Foto: Andrea Hernandez
El Estímulo

Las calles de Venezuela están tomadas por manifestantes. La dirigencia opositora, al convocarla, la denominó como “la madre de todas las marchas”. El 19 de abril, Día de la Declaración de la Independencia, una avalancha de personas se ha lanzado a las calles del país a manifestarse y protestar contra el gobierno de Nicolás Maduro.

Durante las protestas, ha fallecido un joven de 17 años tras recibir un disparo en la cabeza por parte de un civil. Según su familia, el fallecido no formaba parte de la manifestación y ni siquiera estaba metido en políticas, sino que iba de camino a jugar un partido de fútbol. El menor, Carlos José Moreno, estudiaba Economía en la Universidad Central de Venezuela. También ha muerto Paola Andreína Ramírez, de 23 años, cerca de la protesta de San Cristóbal, en el Estado de Táchira. Ambos fallecimientos se han producido por la tarde, hora local. Una tercera persona, un miembro de la Guardia Nacional, también ha perdido la vida en el transcurso de la jornada.
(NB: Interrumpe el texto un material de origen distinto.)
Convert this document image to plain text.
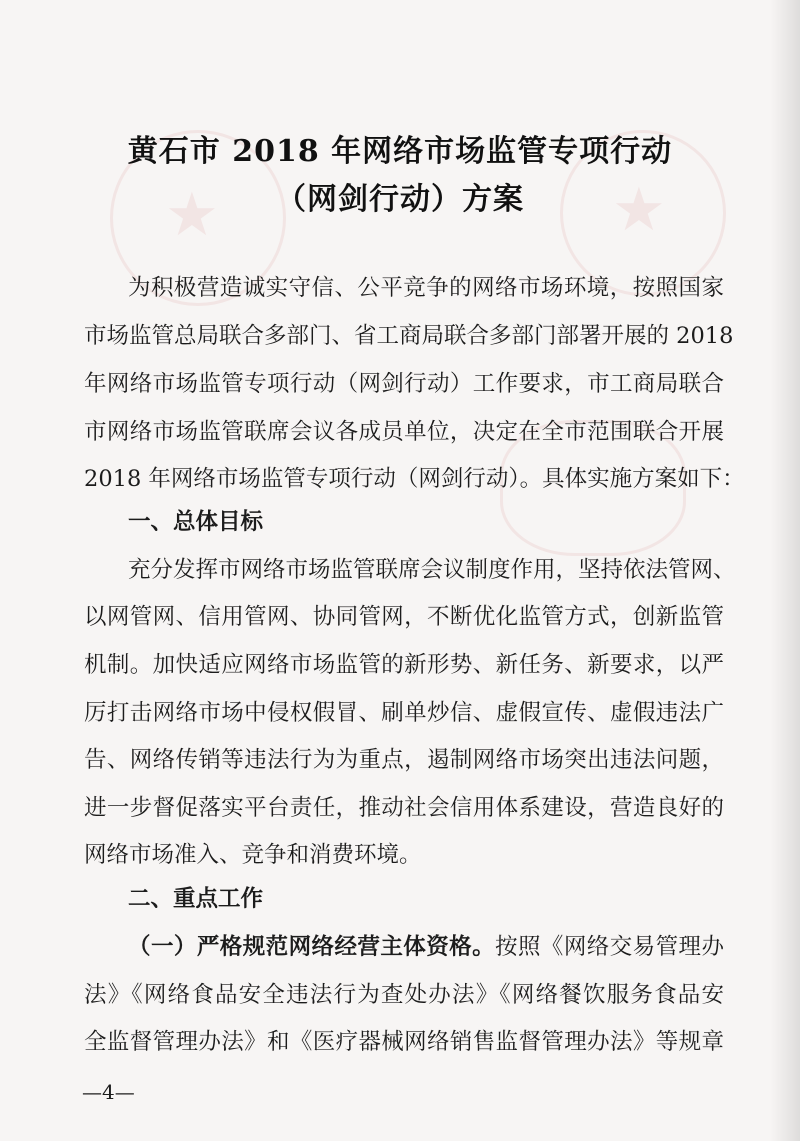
★	★
黄石市 2018 年网络市场监管专项行动
（网剑行动）方案
为积极营造诚实守信、公平竞争的网络市场环境，按照国家
市场监管总局联合多部门、省工商局联合多部门部署开展的 2018
年网络市场监管专项行动（网剑行动）工作要求，市工商局联合
市网络市场监管联席会议各成员单位，决定在全市范围联合开展
2018 年网络市场监管专项行动（网剑行动）。具体实施方案如下：
一、总体目标
充分发挥市网络市场监管联席会议制度作用，坚持依法管网、
以网管网、信用管网、协同管网，不断优化监管方式，创新监管
机制。加快适应网络市场监管的新形势、新任务、新要求，以严
厉打击网络市场中侵权假冒、刷单炒信、虚假宣传、虚假违法广
告、网络传销等违法行为为重点，遏制网络市场突出违法问题，
进一步督促落实平台责任，推动社会信用体系建设，营造良好的
网络市场准入、竞争和消费环境。
二、重点工作
（一）严格规范网络经营主体资格。按照《网络交易管理办
法》《网络食品安全违法行为查处办法》《网络餐饮服务食品安
全监督管理办法》和《医疗器械网络销售监督管理办法》等规章
—4—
Los momentos de tensión de la jornada se han avivado cuando las autoridades han comenzado a lanzar gas lacrimógeno. Para guarecerse, muchos manifestantes y viandantes han decidido, en un momento de desesperación, tirarse al río Guaire, que lleva las aguas residuales de Caracas. Al hacerlo, se exponen a consecuencias graves, como hepatitis A, cólera, salmonela, infecciones severas de partes blandas, celulitis que derive en sepsis e inflamación.

Estas son las imágenes de la jornada.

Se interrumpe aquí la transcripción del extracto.